Summer Slows Down, But Your Inbox Doesn't Care
How to build productive pauses into a season that promises rest but delivers deadlines—and why that five-minute walk with your dog might be the most important meeting of your day.
There’s a duality to summer I keep noticing.
On one hand, it feels like the world is on pause — quiet trips to the lake, beach days, early mornings that invite you to linger over coffee or take the long way home. The heat slows everything down.
But work hasn’t gotten the memo.
Right now, I’m involved in 10 different business development opportunities — each one asking for creativity, focus, and follow-through. And the regular client work hasn’t slowed either. I’m lucky to work with clients who are growing and moving fast. But that kind of momentum carries weight.
Keeping pace takes more than a well-managed calendar and a solid to-do list. It takes a daily decision to make room for myself. For stillness. For something as small and non-negotiable as walking my black-and-tan terrier Harvey around the block — even when deadlines are crowding in.
Here’s what I’ve learned living in that tension:
Pauses aren’t idle. They’re where clarity happens.
A productive pause doesn’t mean stopping everything. It means making room to think, reset, and reenter the work with purpose.
That five-minute walk with Harvey?
It’s not procrastination. It’s maintenance.
That deep breath before a call?
Not a delay. A decision.
We’ve been conditioned to equate productivity with motion. But the best leaders I know understand the value of rhythm. Sprint, breathe, sprint, breathe.
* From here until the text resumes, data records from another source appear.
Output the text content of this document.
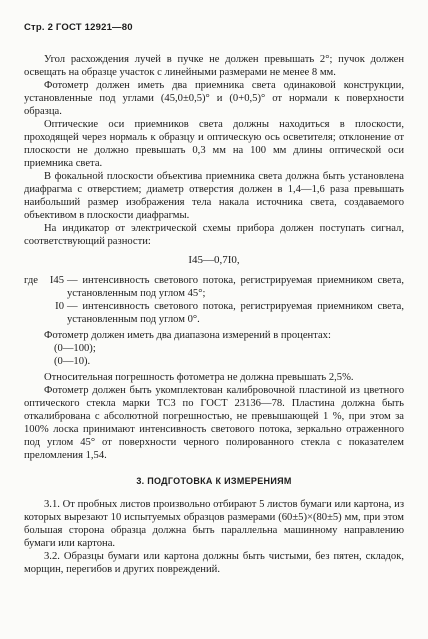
Стр. 2 ГОСТ 12921—80

Угол расхождения лучей в пучке не должен превышать 2°; пучок должен освещать на образце участок с линейными размерами не менее 8 мм.

Фотометр должен иметь два приемника света одинаковой конструкции, установленные под углами (45,0±0,5)° и (0+0,5)° от нормали к поверхности образца.

Оптические оси приемников света должны находиться в плоскости, проходящей через нормаль к образцу и оптическую ось осветителя; отклонение от плоскости не должно превышать 0,3 мм на 100 мм длины оптической оси приемника света.

В фокальной плоскости объектива приемника света должна быть установлена диафрагма с отверстием; диаметр отверстия должен в 1,4—1,6 раза превышать наибольший размер изображения тела накала источника света, создаваемого объективом в плоскости диафрагмы.

На индикатор от электрической схемы прибора должен поступать сигнал, соответствующий разности:

I45—0,7I0,
где	I45 — интенсивность светового потока, регистрируемая приемником света, установленным под углом 45°;
I0 — интенсивность светового потока, регистрируемая приемником света, установленным под углом 0°.

Фотометр должен иметь два диапазона измерений в процентах:

(0—100);
(0—10).

Относительная погрешность фотометра не должна превышать 2,5%.

Фотометр должен быть укомплектован калибровочной пластиной из цветного оптического стекла марки ТС3 по ГОСТ 23136—78. Пластина должна быть откалибрована с абсолютной погрешностью, не превышающей 1 %, при этом за 100% лоска принимают интенсивность светового потока, зеркально отраженного под углом 45° от поверхности черного полированного стекла с показателем преломления 1,54.

3. ПОДГОТОВКА К ИЗМЕРЕНИЯМ

3.1. От пробных листов произвольно отбирают 5 листов бумаги или картона, из которых вырезают 10 испытуемых образцов размерами (60±5)×(80±5) мм, при этом большая сторона образца должна быть параллельна машинному направлению бумаги или картона.

3.2. Образцы бумаги или картона должны быть чистыми, без пятен, складок, морщин, перегибов и других повреждений.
The breathing isn’t a break from the work. It’s part of the work.
Next week, I’ll be breathing a little deeper.
No newsletter while I head to the North Carolina mountains for some hiking, stargazing, and true rest. Because sometimes the most productive thing you can do is step away from productivity altogether.
What’s one way you’re building pause into your pace this summer?
To give my mind the opportunity to clear and reset - to look away as it were, I start a cooking project involving chopping vegetables - a repetitive activity that requires focus to protect the fingers It’s during this reset of chopping vegetables that the pieces for the other project fall into place.